Jobless recoveries
It used to take roughly 6 months for employment in the United States to recover after a recession. But in recent recessions, that span of time has increased dramatically.
The United States faces an immediate challenge: finding employment for 7 million people still out of work from the 2008–09 recession and reviving robust job creation in the decade to come. But simply employing a nation’s people is not enough. In a globalized, information-age economy, there is no more important economic priority than building a strong workforce.
To understand how America might meet these challenges, the McKinsey Global Institute launched a research project that combines extensive sector analysis, interviews with human resource executives, a proprietary survey of business leaders, and our own scenario analysis and modeling. We sought to shed new light on how companies use labor, where new jobs are likely to come from, and what conditions are needed to ensure robust and sustainable job creation.
The results of our analysis are sobering: only in the most optimistic scenario will the United States return to full employment before 2020. Achieving this outcome will require sustained demand growth, rising US competitiveness in the global economy, and better matching of US workers to jobs.

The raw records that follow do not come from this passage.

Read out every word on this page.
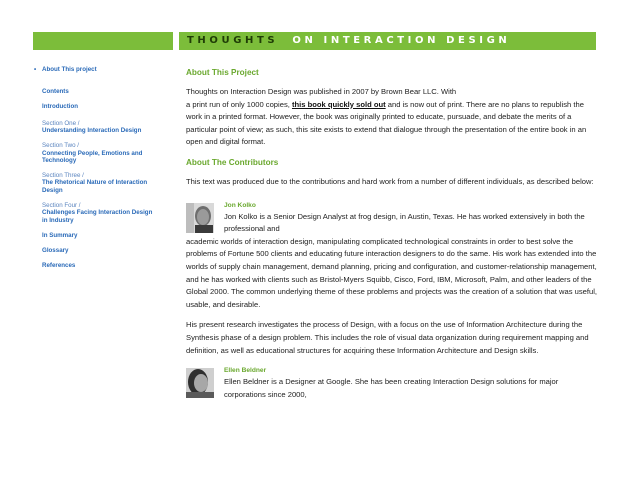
THOUGHTS ON INTERACTION DESIGN
• About This project
Contents
Introduction
Section One /
Understanding Interaction Design
Section Two /
Connecting People, Emotions and Technology
Section Three /
The Rhetorical Nature of Interaction Design
Section Four /
Challenges Facing Interaction Design in Industry
In Summary
Glossary
References
About This Project

Thoughts on Interaction Design was published in 2007 by Brown Bear LLC. With
a print run of only 1000 copies, this book quickly sold out and is now out of print. There are no plans to republish the work in a printed format. However, the book was originally printed to educate, pursuade, and debate the merits of a particular point of view; as such, this site exists to extend that dialogue through the presentation of the entire book in an open and digital format.

About The Contributors

This text was produced due to the contributions and hard work from a number of different individuals, as described below:

Jon Kolko

Jon Kolko is a Senior Design Analyst at frog design, in Austin, Texas. He has worked extensively in both the professional and

academic worlds of interaction design, manipulating complicated technological constraints in order to best solve the problems of Fortune 500 clients and educating future interaction designers to do the same. His work has extended into the worlds of supply chain management, demand planning, pricing and configuration, and customer-relationship management, and he has worked with clients such as Bristol-Myers Squibb, Cisco, Ford, IBM, Microsoft, Palm, and other leaders of the Global 2000. The common underlying theme of these problems and projects was the creation of a solution that was useful, usable, and desirable.

His present research investigates the process of Design, with a focus on the use of Information Architecture during the Synthesis phase of a design problem. This includes the role of visual data organization during requirement mapping and definition, as well as educational structures for acquiring these Information Architecture and Design skills.

Ellen Beldner

Ellen Beldner is a Designer at Google. She has been creating Interaction Design solutions for major corporations since 2000,
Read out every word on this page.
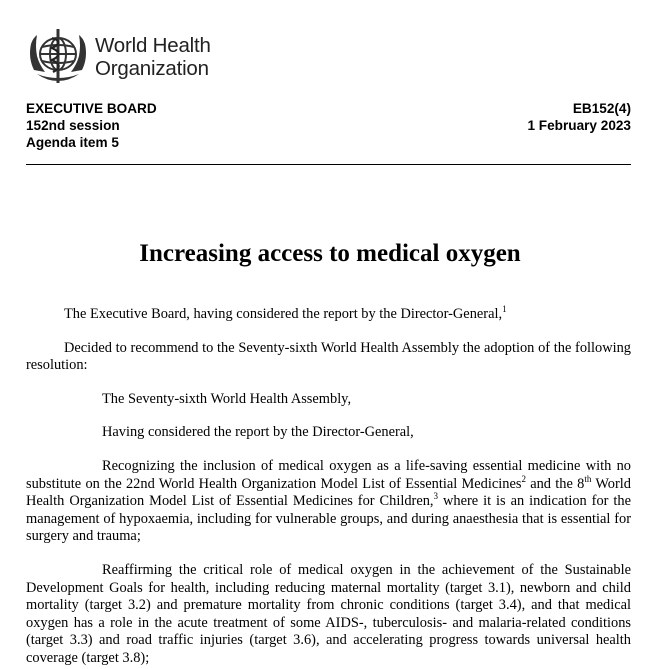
World Health
Organization
EXECUTIVE BOARD
152nd session
Agenda item 5
EB152(4)
1 February 2023
Increasing access to medical oxygen

The Executive Board, having considered the report by the Director-General,$^1$

Decided to recommend to the Seventy-sixth World Health Assembly the adoption of the following resolution:

The Seventy-sixth World Health Assembly,

Having considered the report by the Director-General,

Recognizing the inclusion of medical oxygen as a life-saving essential medicine with no substitute on the 22nd World Health Organization Model List of Essential Medicines$^2$ and the 8th World Health Organization Model List of Essential Medicines for Children,$^3$ where it is an indication for the management of hypoxaemia, including for vulnerable groups, and during anaesthesia that is essential for surgery and trauma;

Reaffirming the critical role of medical oxygen in the achievement of the Sustainable Development Goals for health, including reducing maternal mortality (target 3.1), newborn and child mortality (target 3.2) and premature mortality from chronic conditions (target 3.4), and that medical oxygen has a role in the acute treatment of some AIDS-, tuberculosis- and malaria-related conditions (target 3.3) and road traffic injuries (target 3.6), and accelerating progress towards universal health coverage (target 3.8);
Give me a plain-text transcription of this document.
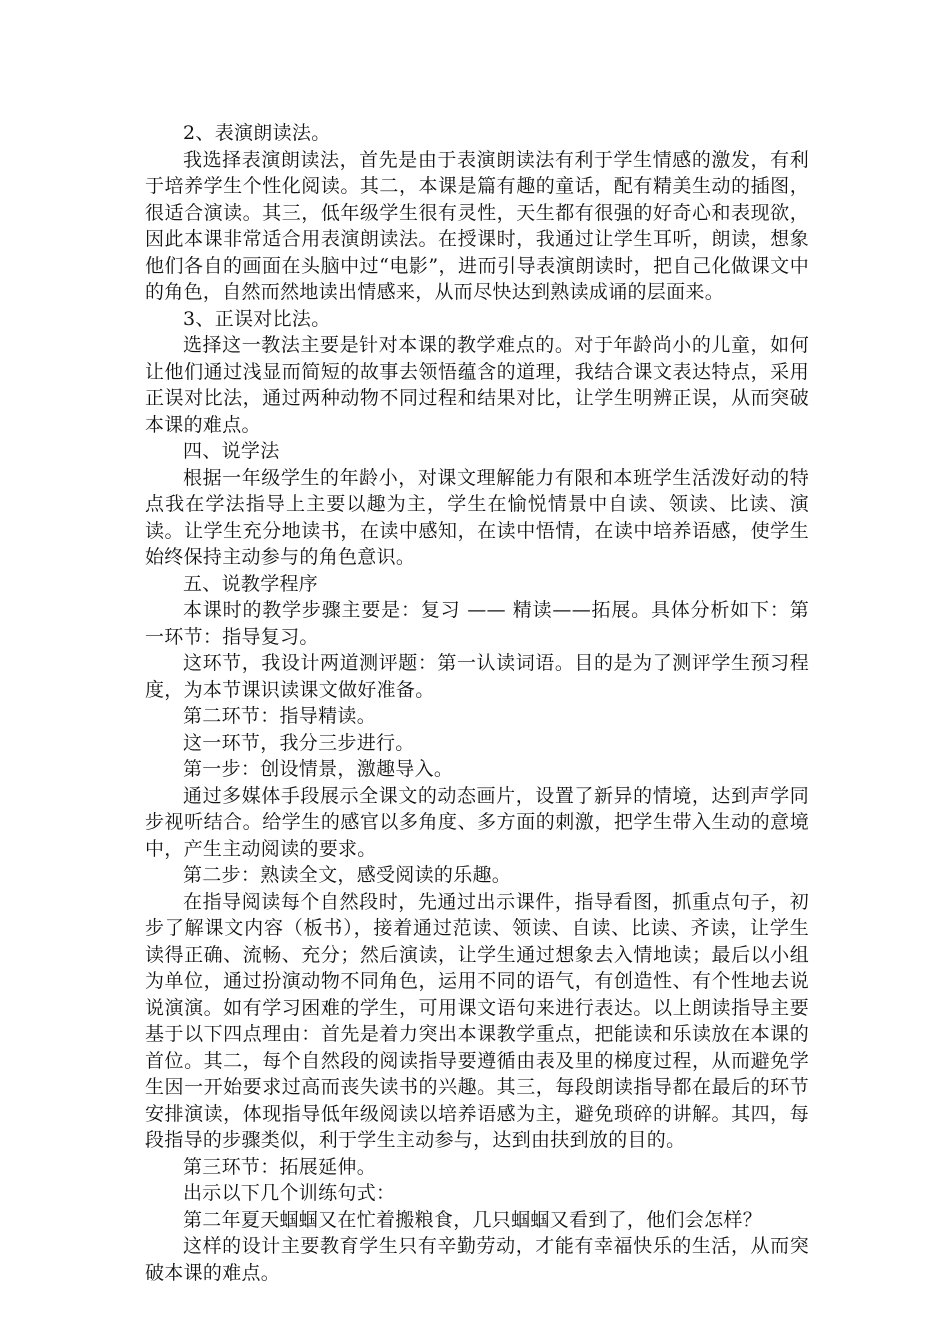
2、表演朗读法。

我选择表演朗读法，首先是由于表演朗读法有利于学生情感的激发，有利于培养学生个性化阅读。其二，本课是篇有趣的童话，配有精美生动的插图，很适合演读。其三，低年级学生很有灵性，天生都有很强的好奇心和表现欲，因此本课非常适合用表演朗读法。在授课时，我通过让学生耳听，朗读，想象他们各自的画面在头脑中过“电影”，进而引导表演朗读时，把自己化做课文中的角色，自然而然地读出情感来，从而尽快达到熟读成诵的层面来。

3、正误对比法。

选择这一教法主要是针对本课的教学难点的。对于年龄尚小的儿童，如何让他们通过浅显而简短的故事去领悟蕴含的道理，我结合课文表达特点，采用正误对比法，通过两种动物不同过程和结果对比，让学生明辨正误，从而突破本课的难点。

四、说学法

根据一年级学生的年龄小，对课文理解能力有限和本班学生活泼好动的特点我在学法指导上主要以趣为主，学生在愉悦情景中自读、领读、比读、演读。让学生充分地读书，在读中感知，在读中悟情，在读中培养语感，使学生始终保持主动参与的角色意识。

五、说教学程序

本课时的教学步骤主要是：复习 —— 精读——拓展。具体分析如下：第一环节：指导复习。

这环节，我设计两道测评题：第一认读词语。目的是为了测评学生预习程度，为本节课识读课文做好准备。

第二环节：指导精读。

这一环节，我分三步进行。

第一步：创设情景，激趣导入。

通过多媒体手段展示全课文的动态画片，设置了新异的情境，达到声学同步视听结合。给学生的感官以多角度、多方面的刺激，把学生带入生动的意境中，产生主动阅读的要求。

第二步：熟读全文，感受阅读的乐趣。

在指导阅读每个自然段时，先通过出示课件，指导看图，抓重点句子，初步了解课文内容（板书），接着通过范读、领读、自读、比读、齐读，让学生读得正确、流畅、充分；然后演读，让学生通过想象去入情地读；最后以小组为单位，通过扮演动物不同角色，运用不同的语气，有创造性、有个性地去说说演演。如有学习困难的学生，可用课文语句来进行表达。以上朗读指导主要基于以下四点理由：首先是着力突出本课教学重点，把能读和乐读放在本课的首位。其二，每个自然段的阅读指导要遵循由表及里的梯度过程，从而避免学生因一开始要求过高而丧失读书的兴趣。其三，每段朗读指导都在最后的环节安排演读，体现指导低年级阅读以培养语感为主，避免琐碎的讲解。其四，每段指导的步骤类似，利于学生主动参与，达到由扶到放的目的。

第三环节：拓展延伸。

出示以下几个训练句式：

第二年夏天蝈蝈又在忙着搬粮食，几只蝈蝈又看到了，他们会怎样？

这样的设计主要教育学生只有辛勤劳动，才能有幸福快乐的生活，从而突破本课的难点。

One of our key findings is that the United States has been experiencing increasingly lengthy “jobless recoveries” from recessions in the past two decades. It took roughly 6 months for employment to recover to its pre-recession level after each postwar recession through the 1980s, but it took 15 months after the 1990–91 recession and 39 months after the 2001 recession. At the recent pace of job creation, it will take more than 60 months after GDP reached its pre-recession level in December 2010 for employment to recover.